To understand the scope of these unique types of open source projects, we ask the following questions…

RQ1: How do contributors define OSS for Social Good? 

RQ2: What motivations do contributors have to contribute to OSS for Social Good? 

RQ3: What factors do contributors consider to select an OSS for Social Good project? 

RQ4: What are the current challenges to work in OSS for Social Good?

To answer these questions, we conducted a mixed-methods study of semi-structured interviews with Open Source for Social Good (OSS4SG) contributors and distributed a large scale survey to OSS and OSS4SG contributors. We identified OSS4SG projects from Ovio and the Digital Public Goods and strategically selected project topics from those platforms. Additional details on our sampling approach can be found in the paper.

In total, we interviewed 21 OSS4SG contributors and received 517 valid survey responses (8.97% response rate) from OSS and OSS4SG contributors.

What we found

For RQ1, “How do contributors define OSS for Social Good?”, we found that there are core properties that influenced participants perspective of OSS4SG:

  • Whether the project targets people or communities that need help
  • Whether the project aims to solve some societal issues or provide social benefits

Another priority that was mentioned but was not as prevalently featured in our survey was whether the project is for profit or not.

For RQ2, “What motivations do contributors have to contribute to OSS for Social Good?”, we found that OSS4SG contributors were slightly more motivated by the desire to solve a societal issue rather than building something for their own career or school project (more data on this can be found in the figure below).
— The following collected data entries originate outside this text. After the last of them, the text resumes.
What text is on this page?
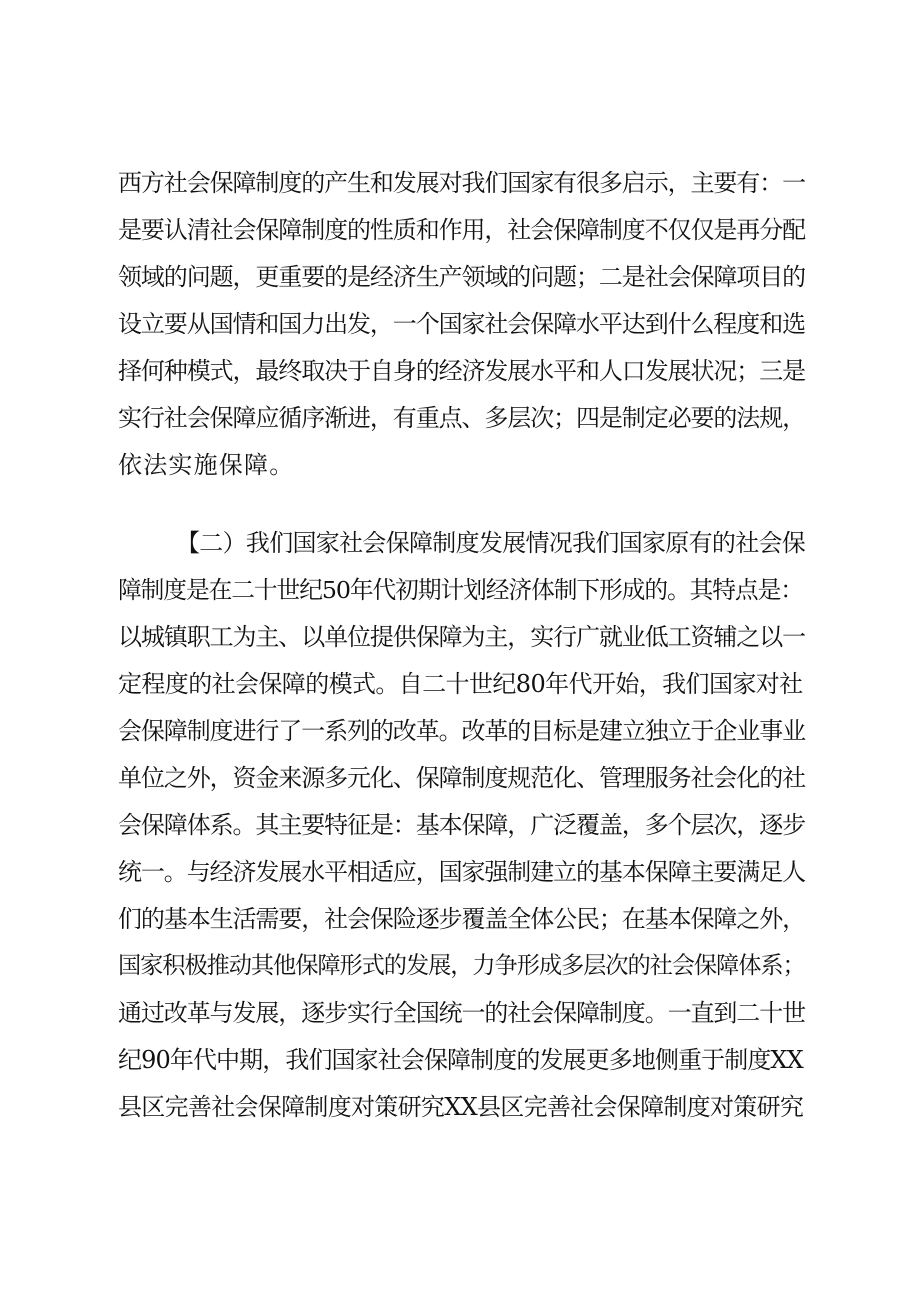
西方社会保障制度的产生和发展对我们国家有很多启示，主要有：一
是要认清社会保障制度的性质和作用，社会保障制度不仅仅是再分配
领域的问题，更重要的是经济生产领域的问题；二是社会保障项目的
设立要从国情和国力出发，一个国家社会保障水平达到什么程度和选
择何种模式，最终取决于自身的经济发展水平和人口发展状况；三是
实行社会保障应循序渐进，有重点、多层次；四是制定必要的法规，
依法实施保障。
【二）我们国家社会保障制度发展情况我们国家原有的社会保
障制度是在二十世纪50年代初期计划经济体制下形成的。其特点是：
以城镇职工为主、以单位提供保障为主，实行广就业低工资辅之以一
定程度的社会保障的模式。自二十世纪80年代开始，我们国家对社
会保障制度进行了一系列的改革。改革的目标是建立独立于企业事业
单位之外，资金来源多元化、保障制度规范化、管理服务社会化的社
会保障体系。其主要特征是：基本保障，广泛覆盖，多个层次，逐步
统一。与经济发展水平相适应，国家强制建立的基本保障主要满足人
们的基本生活需要，社会保险逐步覆盖全体公民；在基本保障之外，
国家积极推动其他保障形式的发展，力争形成多层次的社会保障体系；
通过改革与发展，逐步实行全国统一的社会保障制度。一直到二十世
纪90年代中期，我们国家社会保障制度的发展更多地侧重于制度XX
县区完善社会保障制度对策研究XX县区完善社会保障制度对策研究
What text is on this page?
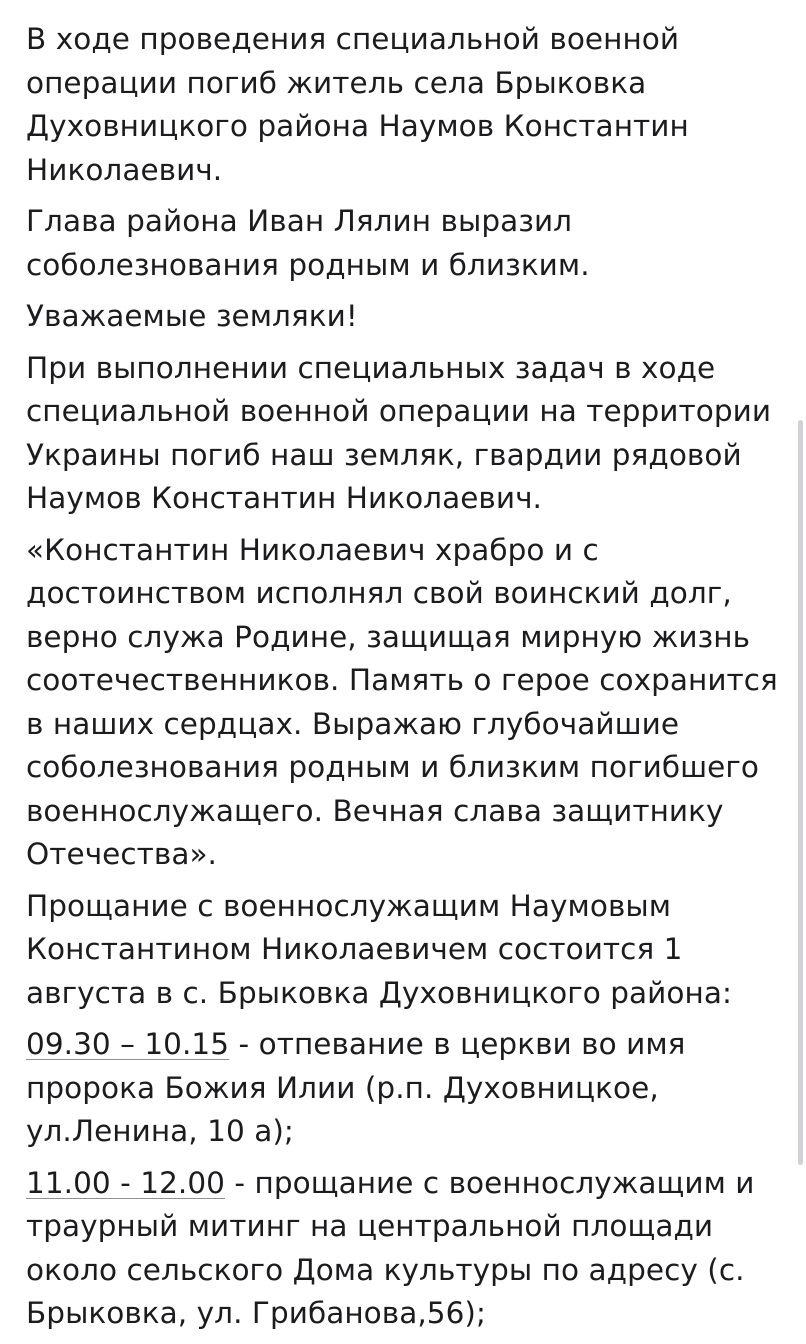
В ходе проведения специальной военной операции погиб житель села Брыковка Духовницкого района Наумов Константин Николаевич.

Глава района Иван Лялин выразил соболезнования родным и близким.

Уважаемые земляки!

При выполнении специальных задач в ходе специальной военной операции на территории Украины погиб наш земляк, гвардии рядовой Наумов Константин Николаевич.

«Константин Николаевич храбро и с достоинством исполнял свой воинский долг, верно служа Родине, защищая мирную жизнь соотечественников. Память о герое сохранится в наших сердцах. Выражаю глубочайшие соболезнования родным и близким погибшего военнослужащего. Вечная слава защитнику Отечества».

Прощание с военнослужащим Наумовым Константином Николаевичем состоится 1 августа в с. Брыковка Духовницкого района:

09.30 – 10.15 - отпевание в церкви во имя пророка Божия Илии (р.п. Духовницкое, ул.Ленина, 10 а);

11.00 - 12.00 - прощание с военнослужащим и траурный митинг на центральной площади около сельского Дома культуры по адресу (с. Брыковка, ул. Грибанова,56);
This result encourages us to think about how people decide that an OSS4SG project aligns with these motivations.

For RQ3, “What factors do contributors consider to select an OSS for Social Good project?”, we found that there are several factors that influence the selection process. One consideration that stood out was who the owners of the project are:

If it’s even a charity organization I go and look at who their sponsors are. And if it’s a government I’m already like, no, it’s not gonna happen. A political party maybe. But government is too far for me.” (P14

From our survey responses, we found the OSS4SG group cared significantly more about whether they trusted the owner of the project they were contributing to. Other strategies for identifying projects included having a personal connection to the projects through a friend and also resonating with the issue this project is trying to solve.

To better understand differences in the scale of impact people desired to have on these projects, we designed a set of trolley problem style questions across 3 levels of psychological distance: spatial, temporal, and social proximity. In this survey we found that contributors in our survey overall preferred to work on a project with a global need, would have long term benefits, and that would contribute to a need someone they know personally has (see Table 5 for more).

For RQ4, “What are the current challenges to work in OSS for Social Good?”, we found that there are several challenges including finding a project to contribute to and securing consistent funding:

“It is difficult to know where the projects are. Where the communities are. And getting involved in it. There are many, many, many developers that might want to contribute, but they never get, you know, an announce or publication, a post, something.” (P1) 

“I honestly think the hardest thing about working on social good is very frequently they’re funded by charities, so it’s very hard to get people’s full focus on it. Like, paid full focus on it.” (P4) 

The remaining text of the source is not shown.